Der Grundpreis umgeht Größe, Form und Marketing. Suche das kleine Schild mit Euro pro 100 Gramm oder pro Liter, vergleiche Varianten, notiere Ausreißer. Wenn der Grundpreis steigt, obwohl die Packung ähnlich wirkt, ist die schrumpfende Füllmenge wahrscheinlich. Nutze außerdem digitale Einkaufslisten, um Werte festzuhalten, Trends zu sehen und später fundiert zu diskutieren, statt nur auf ein flüchtiges Gefühl zu vertrauen.

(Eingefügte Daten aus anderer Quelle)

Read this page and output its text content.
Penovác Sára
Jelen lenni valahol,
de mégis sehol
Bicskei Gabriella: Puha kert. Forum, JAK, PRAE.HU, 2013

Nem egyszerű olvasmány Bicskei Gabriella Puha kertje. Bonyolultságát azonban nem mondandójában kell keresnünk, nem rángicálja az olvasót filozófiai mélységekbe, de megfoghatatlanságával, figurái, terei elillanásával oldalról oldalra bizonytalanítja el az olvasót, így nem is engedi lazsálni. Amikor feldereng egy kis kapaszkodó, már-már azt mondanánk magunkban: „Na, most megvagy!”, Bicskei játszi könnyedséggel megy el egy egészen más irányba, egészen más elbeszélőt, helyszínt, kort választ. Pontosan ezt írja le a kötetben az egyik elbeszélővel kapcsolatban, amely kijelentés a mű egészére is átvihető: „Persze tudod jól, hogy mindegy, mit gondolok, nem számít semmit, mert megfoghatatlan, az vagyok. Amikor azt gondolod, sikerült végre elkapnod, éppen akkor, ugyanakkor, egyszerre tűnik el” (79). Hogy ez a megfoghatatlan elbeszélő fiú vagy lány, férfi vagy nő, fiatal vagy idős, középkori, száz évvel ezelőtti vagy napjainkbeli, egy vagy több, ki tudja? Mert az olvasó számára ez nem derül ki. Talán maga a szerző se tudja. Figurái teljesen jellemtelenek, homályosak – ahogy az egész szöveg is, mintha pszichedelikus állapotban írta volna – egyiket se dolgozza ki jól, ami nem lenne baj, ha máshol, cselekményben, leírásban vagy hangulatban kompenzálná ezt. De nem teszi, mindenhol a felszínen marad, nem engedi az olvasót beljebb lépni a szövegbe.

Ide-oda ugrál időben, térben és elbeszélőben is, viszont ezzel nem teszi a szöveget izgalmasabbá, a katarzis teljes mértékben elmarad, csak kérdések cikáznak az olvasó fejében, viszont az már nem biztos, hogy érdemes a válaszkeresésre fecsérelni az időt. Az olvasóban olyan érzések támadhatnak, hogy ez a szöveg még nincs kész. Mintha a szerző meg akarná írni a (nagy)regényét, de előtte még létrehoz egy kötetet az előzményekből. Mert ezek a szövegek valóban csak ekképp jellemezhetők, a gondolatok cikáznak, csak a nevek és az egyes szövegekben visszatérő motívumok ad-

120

Riegelpacks schrumpfen von sechs auf fünf Stück, Kekse verlieren eine Reihe, Cerealien definieren plötzlich kleinere Standardportionen. Diese unscheinbaren Anpassungen verschieben die Wahrnehmung von Sättigung und Wert. Zähle Einheiten, prüfe Portionskalorien, gleiche Grammangaben pro Portion ab. Wenn Sättigung sinkt, steigt der Nachkaufdruck – ein geplanter Effekt. Bewusstes Zählen schützt dich vor Mehrkosten, die nur wie Komfort erscheinen.
Nur die Nettomenge zählt. Sie schließt Schalen, Gläser, Kartons und schützende Hüllen aus, die oft robuster oder aufwendiger wirken, während der essbare Inhalt schrumpft. Notiere Nettogewicht und vergleiche über Zeiträume. Wenn die Glaswand dicker, die Kappe größer oder die Lasche stabiler wird, kann das den Eindruck von Wert steigern, ohne Mehrwert im Inneren zu liefern. Zahlen schaffen hier die dringend benötigte Nüchternheit.